Rugbert caminó hasta una mesa donde había unas velas blancas y colocó una en cada esquina de la superficie de mármol. Con un solo chasquido de los dedos, provocó que estas se prendieran y, al hacerlo, las líneas que estaban dibujadas debajo formando la figura de una estrella de cinco puntas se encendieron y generaron un domo transparente que cubría todo el lugar.
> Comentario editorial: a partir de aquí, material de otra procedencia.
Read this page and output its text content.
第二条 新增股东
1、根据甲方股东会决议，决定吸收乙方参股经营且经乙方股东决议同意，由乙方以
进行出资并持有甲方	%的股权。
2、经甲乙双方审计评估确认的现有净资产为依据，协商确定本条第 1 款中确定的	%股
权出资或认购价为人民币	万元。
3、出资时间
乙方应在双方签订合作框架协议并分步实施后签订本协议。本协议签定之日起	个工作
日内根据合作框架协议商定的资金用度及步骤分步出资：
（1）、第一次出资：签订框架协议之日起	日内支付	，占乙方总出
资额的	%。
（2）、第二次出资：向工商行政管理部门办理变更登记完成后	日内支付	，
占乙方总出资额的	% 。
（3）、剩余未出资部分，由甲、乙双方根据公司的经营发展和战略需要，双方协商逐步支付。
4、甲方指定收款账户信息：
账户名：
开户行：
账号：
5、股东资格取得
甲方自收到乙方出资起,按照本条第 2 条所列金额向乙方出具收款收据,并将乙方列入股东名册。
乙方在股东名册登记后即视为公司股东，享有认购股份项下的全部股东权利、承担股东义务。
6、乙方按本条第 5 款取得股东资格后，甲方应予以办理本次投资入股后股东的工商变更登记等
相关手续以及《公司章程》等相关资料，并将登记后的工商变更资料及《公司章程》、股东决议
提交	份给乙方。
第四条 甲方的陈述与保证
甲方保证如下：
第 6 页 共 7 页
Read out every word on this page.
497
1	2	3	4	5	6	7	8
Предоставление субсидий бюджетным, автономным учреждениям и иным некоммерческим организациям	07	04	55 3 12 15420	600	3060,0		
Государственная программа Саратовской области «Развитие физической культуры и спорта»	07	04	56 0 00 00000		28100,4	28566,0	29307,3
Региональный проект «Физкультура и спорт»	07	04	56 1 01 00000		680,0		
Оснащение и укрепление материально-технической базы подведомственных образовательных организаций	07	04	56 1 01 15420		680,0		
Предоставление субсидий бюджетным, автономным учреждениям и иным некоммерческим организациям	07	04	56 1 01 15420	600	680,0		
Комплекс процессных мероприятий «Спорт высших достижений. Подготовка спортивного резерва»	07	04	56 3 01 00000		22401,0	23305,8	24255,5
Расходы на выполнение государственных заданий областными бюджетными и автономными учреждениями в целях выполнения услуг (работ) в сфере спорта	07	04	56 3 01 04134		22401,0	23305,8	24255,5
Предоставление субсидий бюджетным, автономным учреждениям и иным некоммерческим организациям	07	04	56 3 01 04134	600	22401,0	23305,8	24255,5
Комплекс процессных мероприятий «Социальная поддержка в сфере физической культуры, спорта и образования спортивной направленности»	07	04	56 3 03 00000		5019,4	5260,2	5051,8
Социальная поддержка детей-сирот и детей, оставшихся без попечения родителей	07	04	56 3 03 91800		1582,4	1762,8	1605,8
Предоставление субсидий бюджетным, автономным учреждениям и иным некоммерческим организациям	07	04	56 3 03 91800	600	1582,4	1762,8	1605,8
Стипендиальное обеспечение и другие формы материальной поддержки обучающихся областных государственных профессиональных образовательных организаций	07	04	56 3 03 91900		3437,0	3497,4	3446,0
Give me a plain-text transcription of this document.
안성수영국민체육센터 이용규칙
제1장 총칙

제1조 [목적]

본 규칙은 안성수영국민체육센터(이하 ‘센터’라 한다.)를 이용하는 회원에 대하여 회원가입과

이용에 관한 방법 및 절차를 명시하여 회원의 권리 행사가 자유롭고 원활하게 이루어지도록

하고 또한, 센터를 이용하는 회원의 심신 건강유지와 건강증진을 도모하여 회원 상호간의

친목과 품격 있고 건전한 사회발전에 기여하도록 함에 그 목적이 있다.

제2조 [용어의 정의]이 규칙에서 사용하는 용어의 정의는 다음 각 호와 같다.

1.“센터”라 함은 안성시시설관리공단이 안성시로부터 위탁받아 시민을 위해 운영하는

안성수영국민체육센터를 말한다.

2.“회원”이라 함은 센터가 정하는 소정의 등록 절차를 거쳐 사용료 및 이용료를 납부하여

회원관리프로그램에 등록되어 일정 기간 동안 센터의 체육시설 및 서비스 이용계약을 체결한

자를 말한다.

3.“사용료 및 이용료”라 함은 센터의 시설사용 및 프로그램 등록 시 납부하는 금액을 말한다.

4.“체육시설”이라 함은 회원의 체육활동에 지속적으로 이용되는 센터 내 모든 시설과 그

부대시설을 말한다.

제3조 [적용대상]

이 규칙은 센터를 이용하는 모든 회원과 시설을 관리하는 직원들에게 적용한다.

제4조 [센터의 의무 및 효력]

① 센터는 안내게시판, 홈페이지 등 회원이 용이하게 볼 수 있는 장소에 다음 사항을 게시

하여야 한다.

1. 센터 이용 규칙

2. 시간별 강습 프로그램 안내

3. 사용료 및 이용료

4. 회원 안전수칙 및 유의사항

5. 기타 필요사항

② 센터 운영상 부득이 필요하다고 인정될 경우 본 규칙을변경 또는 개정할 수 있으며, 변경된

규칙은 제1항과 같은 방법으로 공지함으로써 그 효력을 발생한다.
Al terminar los preparativos, ambos subieron de la misma forma en la cual habían bajado y una vez allí, Rugbert le extendió una cantimplora con agua al cochero. Luego de que saciara su sed y secara el sudor que se había formado en su frente, volteó a observar a su rey.

Sabía qué era lo que vendría a continuación, pero la sensación que estaba a punto de experimentar se podría decir que era lo único que no le gustaba sentir.

—La ubicación quedará borrada de tu memoria hasta el siguiente llamado. —Tras decir esto, unos halos de color morado comenzaron a envolver sus manos—. Tus labios sellados se quedarán y solo cuando yo, Rugbert Ases, rey de Navidia, solicite tu ayuda, se te permitirá recordar.

Un brillo dorado encandiló por un momento los ojos del anciano. Al volver en sí, comenzó a observar en todas las direcciones, desorientado.

—Su Majestad... —Leion hincó la rodilla en el suelo, Rugbert enarcó una ceja hacia arriba y se cruzó de brazos, fingiendo desdén—. Lamento la demora, la entrada estaba cubierta de nieve, los osos no podían movilizarse con normalidad.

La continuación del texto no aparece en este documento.